Figure 5.

HIF-1α was an important effector in WDR5-induced CCA metastasis

(A) HIF1A mRNA in CCAs was significantly higher than that in normal tissues. (B and C) Quantitative real-time PCR (B) and western blot (C) show that the HIF-1α inhibitor LW6 (20 μM) or PX-478 (25 μM) decreased TWIST1 expression. (D) Survival curves of iCCA, pCCA, and dCCA patients were stratified by HIF-1α expression. (E) Genes in the HIF1A signaling pathway were changed along with WDR5 knockdown. (F and G) Invasive ability (F) and expression of EMT-specific proteins (G) in WDR5-overexpressed QBC939 cells in the presence or absence of LW6 (20 μM) or PX-478 (25 μM). (H) Metastatic models were established by tail vein injection of WDR5-overexpressed QBC939 cells in the treatment of HIF-1α inhibitor. Two HIF-1α inhibitors, LW6 (10 mg/kg p.o.) and PX-478 (100 mg/kg i.p.), were used to inhibit HIF-1α expression in vivo.

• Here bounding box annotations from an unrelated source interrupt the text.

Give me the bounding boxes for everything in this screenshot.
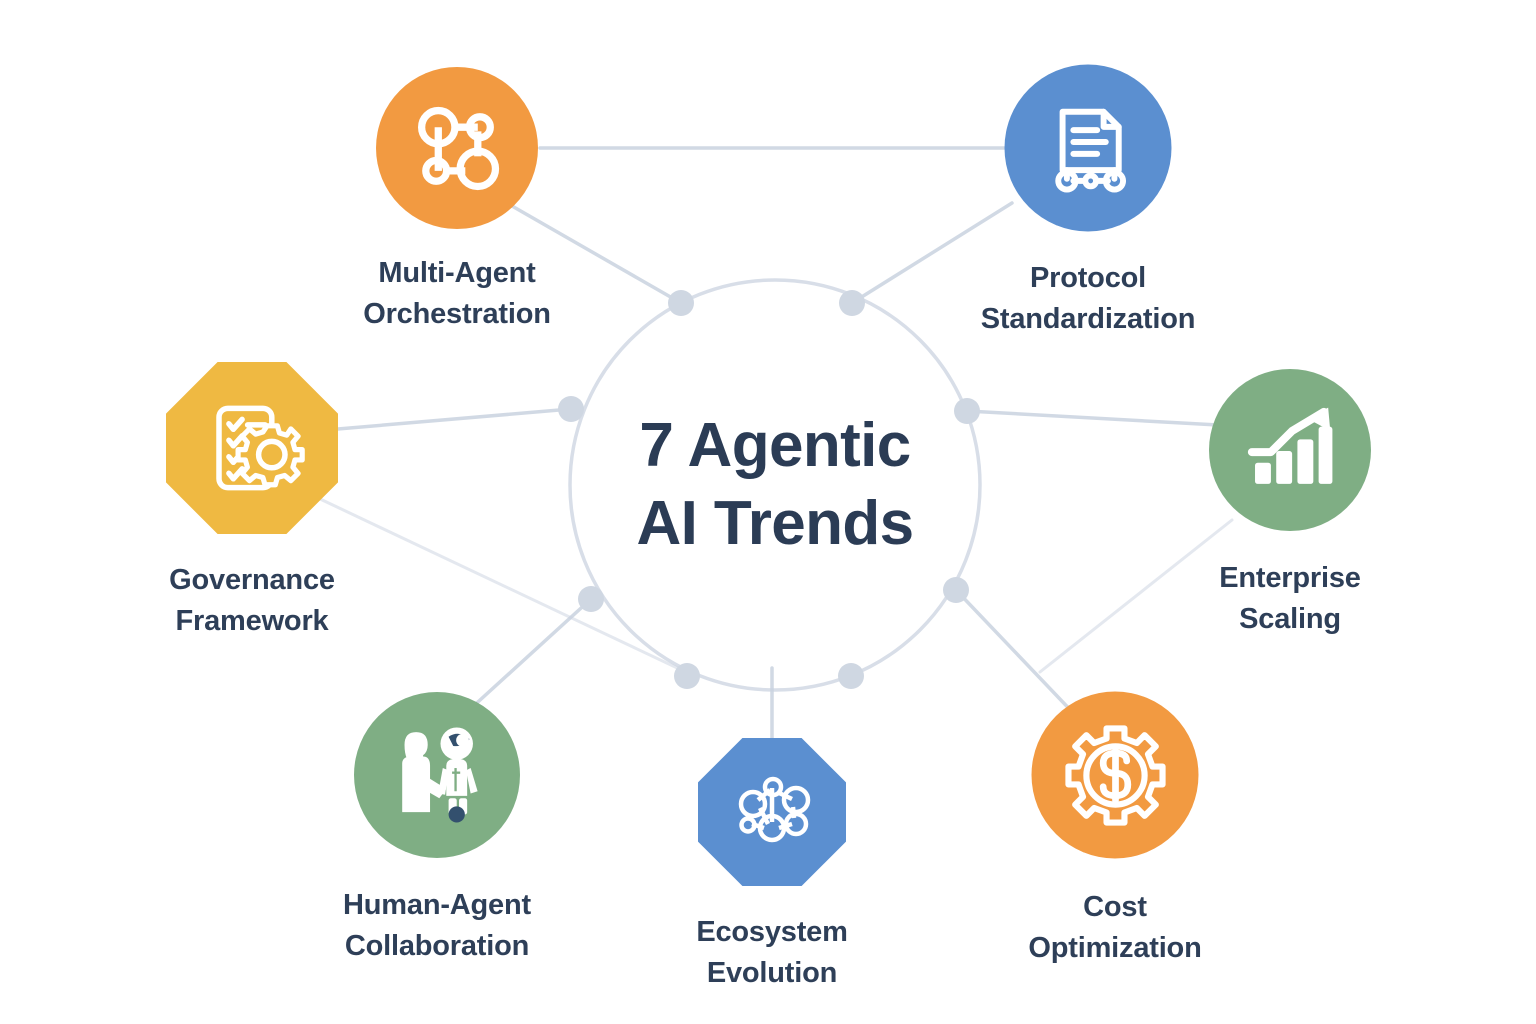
label-enterprise-scaling: Enterprise Scaling <box>1140 558 1440 640</box>
badge-enterprise-scaling[interactable] <box>1209 369 1371 531</box>
hub-dot-multiagent <box>668 290 694 316</box>
hub-dot-protocol <box>839 290 865 316</box>
spoke-enterprise <box>967 411 1218 425</box>
label-cost-optimization: Cost Optimization <box>955 887 1275 969</box>
label-line2: Standardization <box>981 303 1196 335</box>
hub-dot-cost <box>943 577 969 603</box>
label-line1: Human-Agent <box>343 889 531 921</box>
label-protocol-standardization: Protocol Standardization <box>918 258 1258 340</box>
network-nodes-icon <box>405 96 509 200</box>
label-governance-framework: Governance Framework <box>92 560 412 642</box>
network-cluster-icon <box>722 762 822 862</box>
document-protocol-icon <box>1034 94 1142 202</box>
label-line2: Optimization <box>1028 932 1201 964</box>
diagram-canvas: 7 Agentic AI Trends Multi-Agent Orchestr… <box>0 0 1536 1024</box>
hub-dot-governance <box>558 396 584 422</box>
gear-dollar-icon <box>1059 719 1171 831</box>
badge-protocol-standardization[interactable] <box>1005 65 1172 232</box>
hub-dot-human-agent <box>578 586 604 612</box>
hub-dot-ecosystem-right <box>838 663 864 689</box>
spoke-human-agent <box>468 599 591 711</box>
label-human-agent-collaboration: Human-Agent Collaboration <box>272 885 602 967</box>
badge-human-agent-collaboration[interactable] <box>354 692 520 858</box>
spoke-cost <box>956 590 1078 718</box>
label-line2: Evolution <box>707 957 837 989</box>
label-line2: Orchestration <box>363 298 551 330</box>
human-robot-handshake-icon <box>379 717 495 833</box>
label-line1: Enterprise <box>1219 562 1360 594</box>
label-line1: Multi-Agent <box>378 257 535 289</box>
label-ecosystem-evolution: Ecosystem Evolution <box>622 912 922 994</box>
checklist-gear-icon <box>197 393 307 503</box>
badge-cost-optimization[interactable] <box>1032 692 1199 859</box>
label-line1: Governance <box>169 564 335 596</box>
label-line2: Framework <box>176 605 329 637</box>
label-line2: Scaling <box>1239 603 1341 635</box>
label-line1: Ecosystem <box>696 916 847 948</box>
badge-ecosystem-evolution[interactable] <box>698 738 846 886</box>
spoke-governance <box>326 409 571 430</box>
label-line1: Protocol <box>1030 262 1146 294</box>
center-title: 7 Agentic AI Trends <box>636 407 913 563</box>
label-line1: Cost <box>1083 891 1147 923</box>
hub-dot-enterprise <box>954 398 980 424</box>
badge-multi-agent-orchestration[interactable] <box>376 67 538 229</box>
hub-dot-ecosystem <box>674 663 700 689</box>
center-title-line1: 7 Agentic <box>639 411 910 480</box>
label-multi-agent-orchestration: Multi-Agent Orchestration <box>292 253 622 335</box>
center-title-line2: AI Trends <box>636 489 913 558</box>
label-line2: Collaboration <box>345 930 529 962</box>
growth-chart-icon <box>1237 397 1343 503</box>
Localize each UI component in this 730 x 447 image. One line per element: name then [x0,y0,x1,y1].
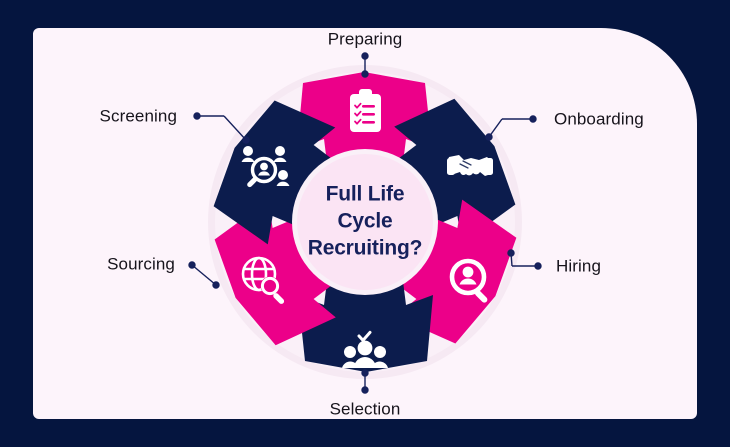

The tumor metastases were monitored by a live imaging system (n = 6). (I) Radiant efficiency of in vivo fluorescence in (H) was measured to quantify the tumor burden of mice. (J) Livers of mice in (H) were weighed to assess the tumor burden of liver metastatic foci. (K and L) The numbers of metastasis nodules in livers (J) and lungs (K) of mice in (H) were counted. (M) The survival curves were further stratified into subgroups with the co-expression, single expression, and double low expression of WDR5 and HIF-1α in iCCA, pCCA and dCCA. In (B), (F), and (I)–(L), ∗p < 0.05, ∗∗p < 0.01, ∗∗∗p < 0.001, calculated by one-way ANOVA. In (D) and (M), data were calculated by a log-rank test, and the C-index was calculated to evaluate the accuracy of the prognostic model.